SÃO JOSÉ DO RIO PRETO | QUINTA-FEIRA, 27 DE JANEIRO DE 2022
MAIS TRANSPARÊNCIA

Congresso Nacional recua sobre emendas de relator

Agência Estado
Publicado em 03/12/2021 às 23:37Atualizado em 04/12/2021 às 07:28
Rodrigo Pacheco vai acatar em parte decisão do Supremo (Divulgação/Senado Federal)

Rodrigo Pacheco vai acatar em parte decisão do Supremo (Divulgação/Senado Federal)

Em um recuo estratégico, o Congresso informou ao Supremo Tribunal Federal (STF), nesta sexta-feira, 3, que cumprirá parte da decisão da Corte para dar transparência ao orçamento secreto. Um documento encaminhado pelo presidente do Senado, Rodrigo Pacheco (PSD-MG) à ministra do STF Rosa Weber, por meio da Advocacia da Casa, destaca que foi solicitado ao relator-geral do orçamento de 2021, senador Márcio Bittar (PSL-AC), o detalhamento dos nomes dos parlamentares por trás dos repasses feitos neste ano no esquema que dá sustentação ao governo do presidente Jair Bolsonaro.

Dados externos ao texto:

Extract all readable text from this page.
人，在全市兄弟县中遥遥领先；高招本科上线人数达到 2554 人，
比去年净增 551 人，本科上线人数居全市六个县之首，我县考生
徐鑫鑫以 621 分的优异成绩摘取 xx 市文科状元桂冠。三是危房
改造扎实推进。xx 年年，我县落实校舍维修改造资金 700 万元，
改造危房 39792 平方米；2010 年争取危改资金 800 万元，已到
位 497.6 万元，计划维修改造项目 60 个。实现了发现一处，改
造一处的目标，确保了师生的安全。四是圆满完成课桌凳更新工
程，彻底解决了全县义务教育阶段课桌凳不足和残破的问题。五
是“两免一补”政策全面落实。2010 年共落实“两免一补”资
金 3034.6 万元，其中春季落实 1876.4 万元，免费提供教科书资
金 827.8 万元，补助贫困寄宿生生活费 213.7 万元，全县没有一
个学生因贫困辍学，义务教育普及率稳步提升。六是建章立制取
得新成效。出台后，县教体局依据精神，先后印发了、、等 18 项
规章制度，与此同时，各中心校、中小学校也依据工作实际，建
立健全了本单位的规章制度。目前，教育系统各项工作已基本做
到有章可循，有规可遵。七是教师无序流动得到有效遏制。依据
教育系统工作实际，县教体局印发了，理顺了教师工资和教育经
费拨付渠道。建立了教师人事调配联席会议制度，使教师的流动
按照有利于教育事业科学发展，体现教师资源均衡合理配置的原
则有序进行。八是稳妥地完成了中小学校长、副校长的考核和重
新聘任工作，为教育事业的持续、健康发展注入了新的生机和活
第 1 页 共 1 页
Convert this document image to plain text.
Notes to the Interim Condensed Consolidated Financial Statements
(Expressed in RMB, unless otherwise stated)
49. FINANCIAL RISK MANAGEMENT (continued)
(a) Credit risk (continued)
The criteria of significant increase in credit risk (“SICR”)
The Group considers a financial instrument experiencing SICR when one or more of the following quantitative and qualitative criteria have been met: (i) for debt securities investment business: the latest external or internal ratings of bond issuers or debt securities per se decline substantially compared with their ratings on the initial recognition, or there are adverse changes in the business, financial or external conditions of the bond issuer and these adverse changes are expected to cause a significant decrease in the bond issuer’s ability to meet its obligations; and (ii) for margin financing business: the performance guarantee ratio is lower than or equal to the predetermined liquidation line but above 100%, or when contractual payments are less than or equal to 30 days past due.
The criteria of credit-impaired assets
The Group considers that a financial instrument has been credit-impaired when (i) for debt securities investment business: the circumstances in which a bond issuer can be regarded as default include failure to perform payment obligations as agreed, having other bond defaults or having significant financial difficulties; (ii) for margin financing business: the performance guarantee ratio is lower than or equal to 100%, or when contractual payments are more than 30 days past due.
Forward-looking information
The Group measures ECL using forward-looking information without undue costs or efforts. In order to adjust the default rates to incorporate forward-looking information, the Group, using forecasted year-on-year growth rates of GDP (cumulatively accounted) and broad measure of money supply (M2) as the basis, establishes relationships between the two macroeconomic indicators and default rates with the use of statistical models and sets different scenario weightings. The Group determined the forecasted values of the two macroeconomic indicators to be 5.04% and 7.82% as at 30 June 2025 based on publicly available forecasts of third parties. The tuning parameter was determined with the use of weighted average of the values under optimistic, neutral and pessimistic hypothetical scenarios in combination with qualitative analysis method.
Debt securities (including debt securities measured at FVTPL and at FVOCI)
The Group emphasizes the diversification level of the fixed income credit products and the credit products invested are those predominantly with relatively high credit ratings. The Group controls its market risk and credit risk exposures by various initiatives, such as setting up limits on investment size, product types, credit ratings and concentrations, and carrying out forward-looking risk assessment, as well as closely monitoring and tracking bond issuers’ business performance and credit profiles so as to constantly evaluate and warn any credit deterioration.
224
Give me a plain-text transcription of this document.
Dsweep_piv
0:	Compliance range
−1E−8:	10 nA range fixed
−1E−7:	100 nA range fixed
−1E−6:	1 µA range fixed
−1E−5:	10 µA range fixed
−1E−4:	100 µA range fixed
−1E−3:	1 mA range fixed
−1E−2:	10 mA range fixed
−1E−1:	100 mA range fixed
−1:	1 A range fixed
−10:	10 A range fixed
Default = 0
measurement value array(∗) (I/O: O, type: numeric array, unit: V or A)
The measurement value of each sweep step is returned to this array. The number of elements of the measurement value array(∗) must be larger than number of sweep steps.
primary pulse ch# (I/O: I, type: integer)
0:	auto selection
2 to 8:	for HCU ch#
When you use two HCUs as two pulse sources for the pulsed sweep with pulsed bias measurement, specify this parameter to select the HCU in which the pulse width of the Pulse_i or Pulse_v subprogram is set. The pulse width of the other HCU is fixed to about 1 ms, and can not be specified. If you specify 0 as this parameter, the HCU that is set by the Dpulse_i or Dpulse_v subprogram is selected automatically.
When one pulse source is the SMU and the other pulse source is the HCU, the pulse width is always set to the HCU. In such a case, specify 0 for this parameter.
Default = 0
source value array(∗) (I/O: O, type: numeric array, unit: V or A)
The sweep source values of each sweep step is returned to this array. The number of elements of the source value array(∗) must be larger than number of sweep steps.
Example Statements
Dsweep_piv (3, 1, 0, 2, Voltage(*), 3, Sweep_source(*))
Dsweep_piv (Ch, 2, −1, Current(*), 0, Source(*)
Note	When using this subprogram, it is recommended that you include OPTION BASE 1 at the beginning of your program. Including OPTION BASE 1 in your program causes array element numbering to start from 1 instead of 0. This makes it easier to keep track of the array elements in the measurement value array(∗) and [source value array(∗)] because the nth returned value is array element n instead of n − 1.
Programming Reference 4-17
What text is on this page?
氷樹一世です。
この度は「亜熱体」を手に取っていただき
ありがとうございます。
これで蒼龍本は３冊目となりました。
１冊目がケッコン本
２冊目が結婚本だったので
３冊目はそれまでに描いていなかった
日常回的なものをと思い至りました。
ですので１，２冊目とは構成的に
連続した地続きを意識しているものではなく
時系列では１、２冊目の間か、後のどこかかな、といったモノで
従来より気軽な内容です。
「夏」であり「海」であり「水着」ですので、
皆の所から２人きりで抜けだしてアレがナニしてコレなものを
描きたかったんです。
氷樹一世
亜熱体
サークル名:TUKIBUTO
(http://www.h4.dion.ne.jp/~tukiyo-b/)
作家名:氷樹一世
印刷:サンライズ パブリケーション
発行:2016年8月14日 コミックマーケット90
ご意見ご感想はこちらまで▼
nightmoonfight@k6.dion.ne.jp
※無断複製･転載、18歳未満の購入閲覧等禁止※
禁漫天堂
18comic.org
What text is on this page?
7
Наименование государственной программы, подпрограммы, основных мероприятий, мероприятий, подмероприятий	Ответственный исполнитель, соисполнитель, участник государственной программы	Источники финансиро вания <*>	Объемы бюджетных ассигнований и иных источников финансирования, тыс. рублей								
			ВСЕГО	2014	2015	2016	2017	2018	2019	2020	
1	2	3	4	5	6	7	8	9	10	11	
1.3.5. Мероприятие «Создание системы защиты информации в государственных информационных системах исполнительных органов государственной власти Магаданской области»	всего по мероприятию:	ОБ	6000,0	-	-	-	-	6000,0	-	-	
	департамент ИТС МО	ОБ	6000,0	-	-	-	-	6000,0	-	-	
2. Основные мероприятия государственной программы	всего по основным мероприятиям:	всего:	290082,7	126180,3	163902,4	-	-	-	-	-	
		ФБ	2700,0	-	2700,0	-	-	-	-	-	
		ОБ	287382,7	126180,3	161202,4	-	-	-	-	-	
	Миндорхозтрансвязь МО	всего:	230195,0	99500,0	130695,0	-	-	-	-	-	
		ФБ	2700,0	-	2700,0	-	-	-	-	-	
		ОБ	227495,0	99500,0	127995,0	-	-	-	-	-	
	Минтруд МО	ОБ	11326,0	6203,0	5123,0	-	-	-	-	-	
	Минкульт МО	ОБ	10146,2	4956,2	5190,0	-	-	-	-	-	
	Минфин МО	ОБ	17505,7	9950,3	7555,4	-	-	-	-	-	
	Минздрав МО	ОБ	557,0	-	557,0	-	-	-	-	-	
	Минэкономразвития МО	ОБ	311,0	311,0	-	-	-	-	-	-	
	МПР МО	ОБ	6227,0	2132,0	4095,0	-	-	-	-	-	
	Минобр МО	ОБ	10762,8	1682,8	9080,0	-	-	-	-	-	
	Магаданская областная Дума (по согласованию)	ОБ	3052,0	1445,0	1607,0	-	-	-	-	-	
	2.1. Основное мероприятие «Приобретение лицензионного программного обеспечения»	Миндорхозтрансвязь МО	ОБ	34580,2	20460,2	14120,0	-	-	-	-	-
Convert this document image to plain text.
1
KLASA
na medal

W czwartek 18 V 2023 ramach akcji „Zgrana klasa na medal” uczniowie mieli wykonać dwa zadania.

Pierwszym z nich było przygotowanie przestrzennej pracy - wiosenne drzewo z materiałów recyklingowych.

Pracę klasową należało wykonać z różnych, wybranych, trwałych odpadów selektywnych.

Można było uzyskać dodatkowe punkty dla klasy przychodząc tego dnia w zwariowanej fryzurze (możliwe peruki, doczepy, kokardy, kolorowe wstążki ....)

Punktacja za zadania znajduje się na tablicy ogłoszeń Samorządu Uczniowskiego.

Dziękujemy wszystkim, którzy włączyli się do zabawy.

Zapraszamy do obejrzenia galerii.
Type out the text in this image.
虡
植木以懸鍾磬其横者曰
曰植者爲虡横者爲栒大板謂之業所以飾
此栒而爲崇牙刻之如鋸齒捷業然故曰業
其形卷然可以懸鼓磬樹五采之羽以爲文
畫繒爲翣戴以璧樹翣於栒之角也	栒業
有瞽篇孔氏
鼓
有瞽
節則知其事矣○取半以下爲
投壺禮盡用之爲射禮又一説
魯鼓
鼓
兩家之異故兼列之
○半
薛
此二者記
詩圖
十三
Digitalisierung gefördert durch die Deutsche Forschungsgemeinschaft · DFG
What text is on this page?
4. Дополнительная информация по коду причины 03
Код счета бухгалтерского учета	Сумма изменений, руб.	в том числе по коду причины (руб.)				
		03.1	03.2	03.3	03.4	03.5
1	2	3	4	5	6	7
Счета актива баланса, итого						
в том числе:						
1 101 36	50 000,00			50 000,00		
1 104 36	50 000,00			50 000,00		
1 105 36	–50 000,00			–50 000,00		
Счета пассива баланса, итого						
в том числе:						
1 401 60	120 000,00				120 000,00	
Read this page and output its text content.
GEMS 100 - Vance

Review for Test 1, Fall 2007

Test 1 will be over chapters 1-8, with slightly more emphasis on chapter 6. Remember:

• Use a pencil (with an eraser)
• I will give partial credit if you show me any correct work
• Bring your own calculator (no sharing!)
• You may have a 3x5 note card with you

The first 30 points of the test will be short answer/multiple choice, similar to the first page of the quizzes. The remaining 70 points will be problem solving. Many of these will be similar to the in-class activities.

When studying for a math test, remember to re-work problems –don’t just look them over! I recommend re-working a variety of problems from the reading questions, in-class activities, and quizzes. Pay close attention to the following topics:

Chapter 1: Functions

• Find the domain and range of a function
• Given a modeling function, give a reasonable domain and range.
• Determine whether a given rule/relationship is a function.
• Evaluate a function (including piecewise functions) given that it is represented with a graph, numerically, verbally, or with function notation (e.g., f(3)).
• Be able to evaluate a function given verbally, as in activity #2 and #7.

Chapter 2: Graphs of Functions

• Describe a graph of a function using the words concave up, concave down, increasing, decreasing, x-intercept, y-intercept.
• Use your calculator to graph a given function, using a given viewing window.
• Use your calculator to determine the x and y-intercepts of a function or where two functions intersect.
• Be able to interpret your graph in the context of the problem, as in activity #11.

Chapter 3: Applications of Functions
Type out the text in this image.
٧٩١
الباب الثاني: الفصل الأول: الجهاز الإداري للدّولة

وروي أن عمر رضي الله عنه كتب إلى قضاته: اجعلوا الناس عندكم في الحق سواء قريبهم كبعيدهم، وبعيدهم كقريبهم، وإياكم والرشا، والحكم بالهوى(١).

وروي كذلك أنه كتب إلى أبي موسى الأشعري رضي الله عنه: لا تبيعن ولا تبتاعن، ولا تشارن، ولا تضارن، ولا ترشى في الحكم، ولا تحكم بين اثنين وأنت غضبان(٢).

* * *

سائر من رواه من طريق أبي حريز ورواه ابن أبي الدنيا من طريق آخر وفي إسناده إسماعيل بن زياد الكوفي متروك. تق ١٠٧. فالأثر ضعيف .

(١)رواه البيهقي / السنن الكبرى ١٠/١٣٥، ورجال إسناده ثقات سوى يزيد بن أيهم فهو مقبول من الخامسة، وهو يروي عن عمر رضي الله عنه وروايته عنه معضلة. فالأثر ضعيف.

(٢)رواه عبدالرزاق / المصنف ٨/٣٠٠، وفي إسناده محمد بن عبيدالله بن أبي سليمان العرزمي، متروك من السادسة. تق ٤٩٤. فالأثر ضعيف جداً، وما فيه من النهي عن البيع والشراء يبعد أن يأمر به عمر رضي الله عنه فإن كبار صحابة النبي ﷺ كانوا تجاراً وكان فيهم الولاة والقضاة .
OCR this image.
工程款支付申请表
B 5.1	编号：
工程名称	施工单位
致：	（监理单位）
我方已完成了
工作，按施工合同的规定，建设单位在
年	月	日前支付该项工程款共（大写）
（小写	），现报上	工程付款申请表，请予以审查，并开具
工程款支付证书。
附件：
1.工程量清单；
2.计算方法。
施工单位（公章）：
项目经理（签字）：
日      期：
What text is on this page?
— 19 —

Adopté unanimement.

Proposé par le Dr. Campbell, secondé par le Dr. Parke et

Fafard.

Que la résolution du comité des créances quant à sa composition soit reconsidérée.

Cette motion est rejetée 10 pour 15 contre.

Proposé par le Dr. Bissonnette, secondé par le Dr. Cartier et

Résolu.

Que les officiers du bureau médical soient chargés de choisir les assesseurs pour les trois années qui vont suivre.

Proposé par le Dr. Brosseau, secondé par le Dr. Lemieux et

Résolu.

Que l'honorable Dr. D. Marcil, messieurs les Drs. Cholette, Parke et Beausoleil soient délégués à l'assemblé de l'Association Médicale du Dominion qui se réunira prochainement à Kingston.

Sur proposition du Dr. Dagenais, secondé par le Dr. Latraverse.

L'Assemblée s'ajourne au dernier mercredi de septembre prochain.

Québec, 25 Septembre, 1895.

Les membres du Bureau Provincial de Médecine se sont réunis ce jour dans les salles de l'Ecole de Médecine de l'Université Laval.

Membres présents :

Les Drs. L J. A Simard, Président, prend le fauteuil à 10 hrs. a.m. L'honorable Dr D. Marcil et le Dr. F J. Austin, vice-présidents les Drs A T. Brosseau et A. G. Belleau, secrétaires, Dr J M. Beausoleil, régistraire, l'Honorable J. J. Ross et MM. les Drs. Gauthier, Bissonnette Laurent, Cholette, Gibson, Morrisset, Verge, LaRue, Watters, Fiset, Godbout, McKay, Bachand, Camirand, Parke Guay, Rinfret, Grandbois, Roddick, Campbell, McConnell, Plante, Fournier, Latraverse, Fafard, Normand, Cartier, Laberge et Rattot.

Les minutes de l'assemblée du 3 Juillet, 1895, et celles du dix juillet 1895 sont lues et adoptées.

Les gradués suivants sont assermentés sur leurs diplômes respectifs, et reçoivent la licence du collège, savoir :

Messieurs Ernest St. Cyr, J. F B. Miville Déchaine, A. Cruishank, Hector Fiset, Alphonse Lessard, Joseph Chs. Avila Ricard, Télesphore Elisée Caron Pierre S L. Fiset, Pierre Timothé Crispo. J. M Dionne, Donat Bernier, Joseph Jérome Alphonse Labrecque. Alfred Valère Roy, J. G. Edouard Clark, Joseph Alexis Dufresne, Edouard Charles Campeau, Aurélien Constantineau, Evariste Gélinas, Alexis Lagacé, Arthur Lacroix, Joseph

O recuo na queda de braço com o Supremo em torno do esquema de compra de apoio ao presidente Jair Bolsonaro veio acompanhada, porém, de uma declaração pouco clara do comprometimento com a transparência dessas informações. No documento encaminhado à corte, e também ao senador Bittar, é dito somente que devem ser "adotadas as providências possíveis". Foi dado ao relator do orçamento 180 dias para adotar as medidas necessárias. O pedido, porém, não foi enviado ao relator-geral do orçamento de 2020, deputado Domingos Neto (PSD-CE), em omissão do Congresso aos valores indicados no passado.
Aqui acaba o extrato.